[][src]Crate kmeans_colors

Calculate the k-means of a set of data.

Overview

This crate provides traits for calculating and implementing a k-means clustering algorithm. The original implementation of this library was created for finding k-means colors in image buffers. Applications of crate functionality can be seen on the README page.

When using the library, set default-features = false in the Cargo.toml to avoid bringing in the binary dependencies. If working with colors, implementations have been provided for the palette Lab and Srgb color types behind the palette_color feature.

The binary located in src/bin/kmeans_colors shows examples of crate functionality.

The Calculate trait

k-means calculations can be provided for other data types by implementing the Calculate trait. See the Lab and Srgb implementations in kmeans.rs for examples.

Calculating k-means with palette_color

The palette_color feature provides implementations of the Calculate trait for the Lab color space and Srgb color space. Each space has advantages and drawbacks due to the characteristics of the color space.

The Lab calculation produces more perceptually accurate results at a slightly slower runtime. Srgb calculation will converge faster than Lab but the results may not visually correlate as well to the original image. Overall, properly converged results should not differ that drastically except at lower k counts. At k=1, the average color of an image, results should match almost exactly.

Note: If k-means calculation is taking too long, try scaling down the image size. A full-size image is not required for calculating the color palette or dominant color.

Calculating k-means

A basic workflow consists of reading a pixel buffer in, converting it into a flat array, then using that array with the k-means functions. The following example converts an array of u8 into Lab colors then finds the k-means.
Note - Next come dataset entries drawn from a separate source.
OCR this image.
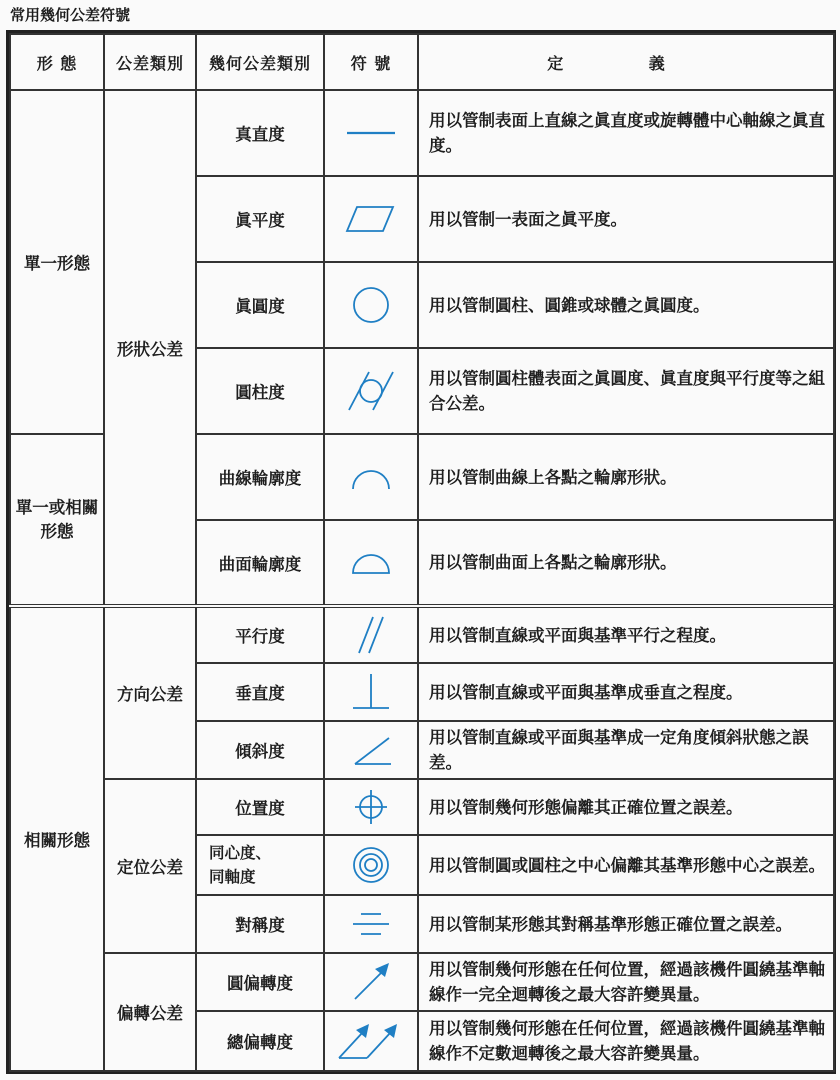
常用幾何公差符號
形 態	公差類別	幾何公差類別	符 號	定 義
單一形態	形狀公差	真直度		用以管制表面上直線之眞直度或旋轉體中心軸線之眞直度。
		眞平度		用以管制一表面之眞平度。
		眞圓度		用以管制圓柱、圓錐或球體之眞圓度。
		圓柱度		用以管制圓柱體表面之眞圓度、眞直度與平行度等之組合公差。
單一或相關形態		曲線輪廓度		用以管制曲線上各點之輪廓形狀。
		曲面輪廓度		用以管制曲面上各點之輪廓形狀。
相關形態	方向公差	平行度		用以管制直線或平面與基準平行之程度。
		垂直度		用以管制直線或平面與基準成垂直之程度。
		傾斜度		用以管制直線或平面與基準成一定角度傾斜狀態之誤差。
	定位公差	位置度		用以管制幾何形態偏離其正確位置之誤差。
		同心度、
同軸度		用以管制圓或圓柱之中心偏離其基準形態中心之誤差。
		對稱度		用以管制某形態其對稱基準形態正確位置之誤差。
	偏轉公差	圓偏轉度		用以管制幾何形態在任何位置，經過該機件圓繞基準軸線作一完全迴轉後之最大容許變異量。
		總偏轉度		用以管制幾何形態在任何位置，經過該機件圓繞基準軸線作不定數迴轉後之最大容許變異量。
use palette::{Lab, Pixel, Srgb};
use kmeans_colors::{get_kmeans, Calculate, Kmeans, MapColor, Sort};

// An image buffer of one black pixel and one white pixel
let img_vec = [0u8, 0, 0, 255, 255, 255];

// Convert RGB [u8] buffer to Lab for k-means
let lab: Vec<Lab> = Srgb::from_raw_slice(&img_vec)
    .iter()
    .map(|x| x.into_format().into())
    .collect();

// Iterate over the runs, keep the best results
let mut result = Kmeans::new();
(0..runs).for_each(|i| {
    let run_result = get_kmeans(
        k,
        max_iter,
        converge,
        verbose,
        &lab,
        seed + i as u64,
    );
    if run_result.score < result.score {
        result = run_result;
    }
});

// Convert indexed colors back to Srgb<u8> for output
let rgb = &result.centroids
    .iter()
    .map(|x| Srgb::from(*x).into_format())
    .collect::<Vec<Srgb<u8>>>();
let buffer = Srgb::map_indices_to_centroids(&rgb, &result.indices);

Because the initial seeds are random, the k-means calculation should be run multiple times in order to assure that the best result has been found. The algorithm may find itself in local minima that is not the optimal result. This is especially true for Lab but Srgb may only need one run.
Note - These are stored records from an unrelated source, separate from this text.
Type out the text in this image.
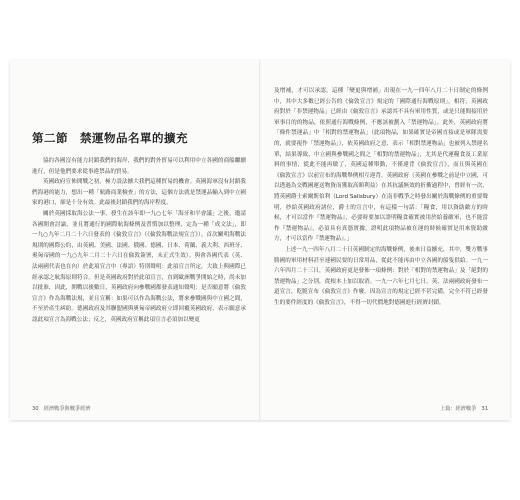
第二節　禁運物品名單的擴充

協約各國沒有能力封鎖我們的海岸，我們的對外貿易可以利用中立各國的商船繼續進行，但是他們要求從事違禁品的貿易。

英國政府宣佈開戰之初，極力設法擴大我們這種貿易的機會。英國海軍沒有封鎖我們海港的能力，想出一種「航路商業檢查」的方法，這個方法就是禁運品輸入到中立國家的港口，卻是十分有效。此最後封鎖我們的海岸程度。

關於英國採取海公法一事，發生在該年即一九○七年「海牙和平會議」之後，邀請各國開會討論，並且將通行的國際航海條例及習慣加以整理，定為一種「成文法」，即一九○九年二月二十六日發表的《倫敦宣言》（《倫敦海戰法規宣言》）。首次關明海戰法規則的國際公約，由英國、美國、法國、俄國、德國、日本、荷蘭、義大利、西班牙、奧匈帝國的一九○九年二月二十六日在倫敦簽署，未正式生效）。與會各國代表（英、法兩國代表也在內）於此項宣言中（專語）特別聲明：此項宣言所定，大致上與國際已經承認之航海原則符合。但是英國政府對於此項宣言，直到歐洲戰爭開始之時，尚未加以批准，因此，開戰以後數日，英國政府向參戰國都發表通知聲明：是否願意將《倫敦宣言》作為海戰法規，並且宣稱：如果可以作為海戰公法，將來參戰國與中立國之間，不至於產生糾紛。德國政府及其聯盟國與奧匈帝國政府立即回覆英國政府，表示願意承認此項宣言為海戰公法；反之，英國政府宣稱此項宣言必須加以變更

30　經濟戰爭與戰爭經濟

及增補，才可以承認，這種「變更與增補」出現在一九一四年八月二十日制定的條例中，其中大多數已經公告的《倫敦宣言》規定的「國際通行海戰原則」，相符，英國政府對於「非禁運物品」已經由《倫敦宣言》承認其不具有軍用性質，或是只能間接用於軍事目的的物品，依照通行海戰條例，不應該被劃入「禁運物品」。此外，英國政府將「條件禁運品」中「相對的禁運物品」（此項物品，如果確實是帝國直接或是軍隊需要的，就要視作「禁運物品」），依英國政府之意，表示「相對禁運物品」也被列入禁運名單，結果導致，中立國與參戰國之間之「相對的禁運物品」，尤其是代運糧食及工業原料的事情，從此不能再做了，英國這種舉動，不僅違背《倫敦宣言》，而且與英國在《倫敦宣言》以前宣布的海戰舉例相互違背，英國政府（英國在參戰之前是中立國，可以透過為交戰國運送物資而獲取高額利益）在其抗議無效的折衝過程中，曾經有一次，將英國爵士索爾斯伯利（Lord Salisbury）在南非戰爭之時發出關於海戰條例的重要聲明，抄給英國政府諸位，爵士的宣言中，有這樣一句話：「糧食，用以資助敵方的時候，才可以當作『禁運物品』，必要時要加以證明糧食確實被用於給養敵軍，也不能當作『禁運物品』，必須具有真憑實據，證明此項物品被在運的時候確實是用來資助敵方，才可以當作『禁運物品』。」

上述一九一四年八月二十日英國制定的海戰條例，後來日益擴充，其中，雙方戰事勝國的軍用材料甚至連國民要的日常用品，從此不能再由中立各國的船隻供給。一九一六年四月二十三日，英國政府更是發佈一項條例：對於「相對的禁運物品」及「絕對的禁運物品」之分別，從根本上加以取消。一九一六年七月七日，英、法兩國政府發布一道宣言，乾脆宣布《倫敦宣言》作廢。因為宣言的規定已經不甚完備，完全不符已經發生的要件經度的《倫敦宣言》，不得一切代價地對德國進行經濟封鎖。

上篇：經濟戰爭　31
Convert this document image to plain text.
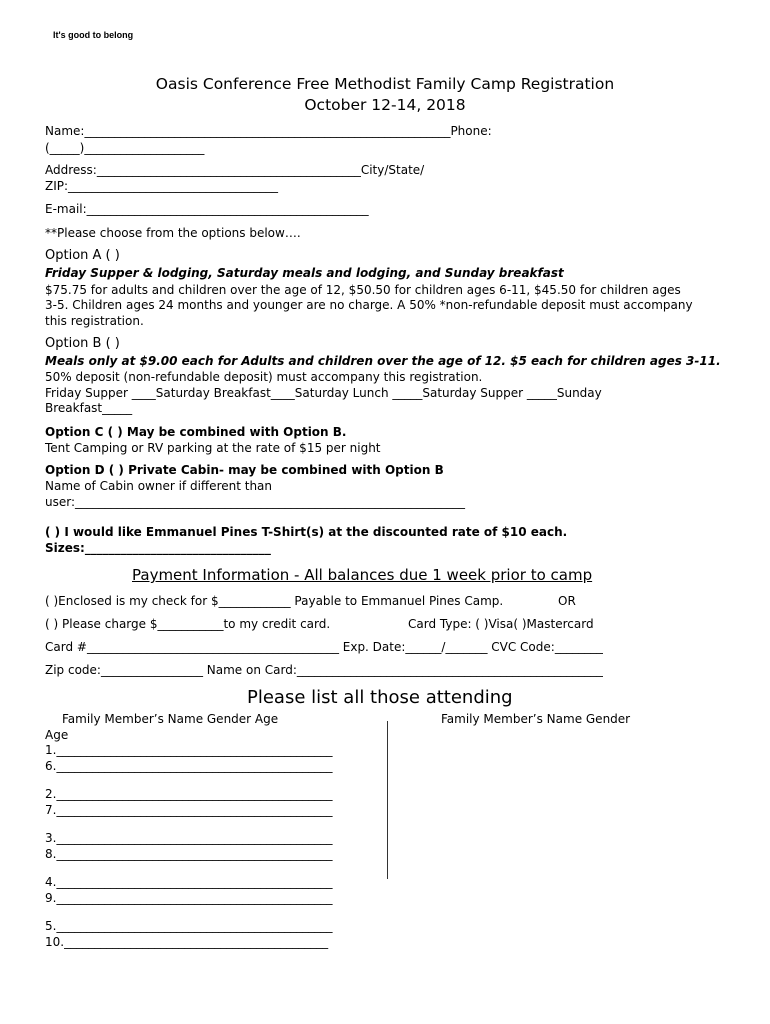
It's good to belong
Oasis Conference Free Methodist Family Camp Registration
October 12-14, 2018
Name:_____________________________________________________________Phone:
(_____)____________________
Address:____________________________________________City/State/
ZIP:___________________________________
E-mail:_______________________________________________
**Please choose from the options below….
Option A ( )
Friday Supper & lodging, Saturday meals and lodging, and Sunday breakfast
$75.75 for adults and children over the age of 12, $50.50 for children ages 6-11, $45.50 for children ages
3-5. Children ages 24 months and younger are no charge. A 50% *non-refundable deposit must accompany
this registration.
Option B ( )
Meals only at $9.00 each for Adults and children over the age of 12. $5 each for children ages 3-11.
50% deposit (non-refundable deposit) must accompany this registration.
Friday Supper ____Saturday Breakfast____Saturday Lunch _____Saturday Supper _____Sunday
Breakfast_____
Option C ( ) May be combined with Option B.
Tent Camping or RV parking at the rate of $15 per night
Option D ( ) Private Cabin- may be combined with Option B
Name of Cabin owner if different than
user:_________________________________________________________________
( ) I would like Emmanuel Pines T-Shirt(s) at the discounted rate of $10 each.
Sizes:_______________________________
Payment Information - All balances due 1 week prior to camp
( )Enclosed is my check for $____________ Payable to Emmanuel Pines Camp.	OR
( ) Please charge $___________to my credit card.	Card Type: ( )Visa( )Mastercard
Card #__________________________________________ Exp. Date:______/_______ CVC Code:________
Zip code:_________________ Name on Card:___________________________________________________
Please list all those attending
Family Member’s Name Gender Age	Family Member’s Name Gender
Age
1.______________________________________________
6.______________________________________________
2.______________________________________________
7.______________________________________________
3.______________________________________________
8.______________________________________________
4.______________________________________________
9.______________________________________________
5.______________________________________________
10.____________________________________________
The binary uses 8 as the default k. The iteration limit is set to 20, RGB usually converges in under 10 iterations depending on the k. The convergence factor defaults to 10.0 for Lab and 0.0025 for Srgb. The number of runs defaults to 3 for one of the binary subcommands. Through testing, these numbers were found to be an adequate trade-off between performance and accuracy. If the results do not appear correct, raise the iteration limit as convergence was probably not met.
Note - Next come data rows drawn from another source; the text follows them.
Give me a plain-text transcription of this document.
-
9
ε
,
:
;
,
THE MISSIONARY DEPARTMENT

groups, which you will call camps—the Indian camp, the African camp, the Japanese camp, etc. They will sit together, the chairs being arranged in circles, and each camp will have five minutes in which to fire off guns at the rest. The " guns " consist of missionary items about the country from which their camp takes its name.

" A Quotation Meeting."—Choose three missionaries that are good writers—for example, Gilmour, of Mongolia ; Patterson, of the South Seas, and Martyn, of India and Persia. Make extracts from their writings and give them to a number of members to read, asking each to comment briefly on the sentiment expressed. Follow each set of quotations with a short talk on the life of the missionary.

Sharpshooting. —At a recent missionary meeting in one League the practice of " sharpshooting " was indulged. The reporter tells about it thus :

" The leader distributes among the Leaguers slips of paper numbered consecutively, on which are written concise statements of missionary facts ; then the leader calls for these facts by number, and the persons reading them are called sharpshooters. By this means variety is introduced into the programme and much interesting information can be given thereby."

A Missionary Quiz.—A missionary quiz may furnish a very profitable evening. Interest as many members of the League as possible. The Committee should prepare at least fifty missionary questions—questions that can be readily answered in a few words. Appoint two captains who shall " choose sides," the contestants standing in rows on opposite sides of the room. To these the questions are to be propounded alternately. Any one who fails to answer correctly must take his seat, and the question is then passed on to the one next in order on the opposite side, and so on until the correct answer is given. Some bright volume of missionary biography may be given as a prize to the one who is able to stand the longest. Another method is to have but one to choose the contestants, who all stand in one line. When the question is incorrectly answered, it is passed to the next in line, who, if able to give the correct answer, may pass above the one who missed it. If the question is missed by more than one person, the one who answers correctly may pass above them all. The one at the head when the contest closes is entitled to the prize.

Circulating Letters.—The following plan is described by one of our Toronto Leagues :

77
Getting the dominant color

After k-means calculation, the dominant color can be found by sorting the results and taking the centroid of the first item. The sort_indexed_colors function sorts the colors from darkest to lightest and returns an array of CentroidData.

use kmeans_colors::Sort;

// Using the results from the previous example, process the centroid data
let mut res = Lab::sort_indexed_colors(&result.centroids, &result.indices);

// We can find the dominant color directly
let dominant_color = Lab::get_dominant_color(&res);

// Or we can manually sort the vec by percentage, and the most appearing
// color will be the first element
res.sort_unstable_by(|a, b| (b.percentage).partial_cmp(&a.percentage).unwrap());
let dominant_color = res.first().unwrap().centroid;

Structs

CentroidData

A struct containing a centroid, its percentage within a buffer, and the centroid's index.

Kmeans

Result of k-means calculation with convergence score, centroids, and indexed buffer.

Traits

Calculate

A trait for enabling k-means calculation of a data type.

MapColor

A trait for mapping colors to their corresponding centroids.

Sort

A trait for sorting indexed k-means colors.

Functions

get_kmeans

Find the k-means centroids of a buffer.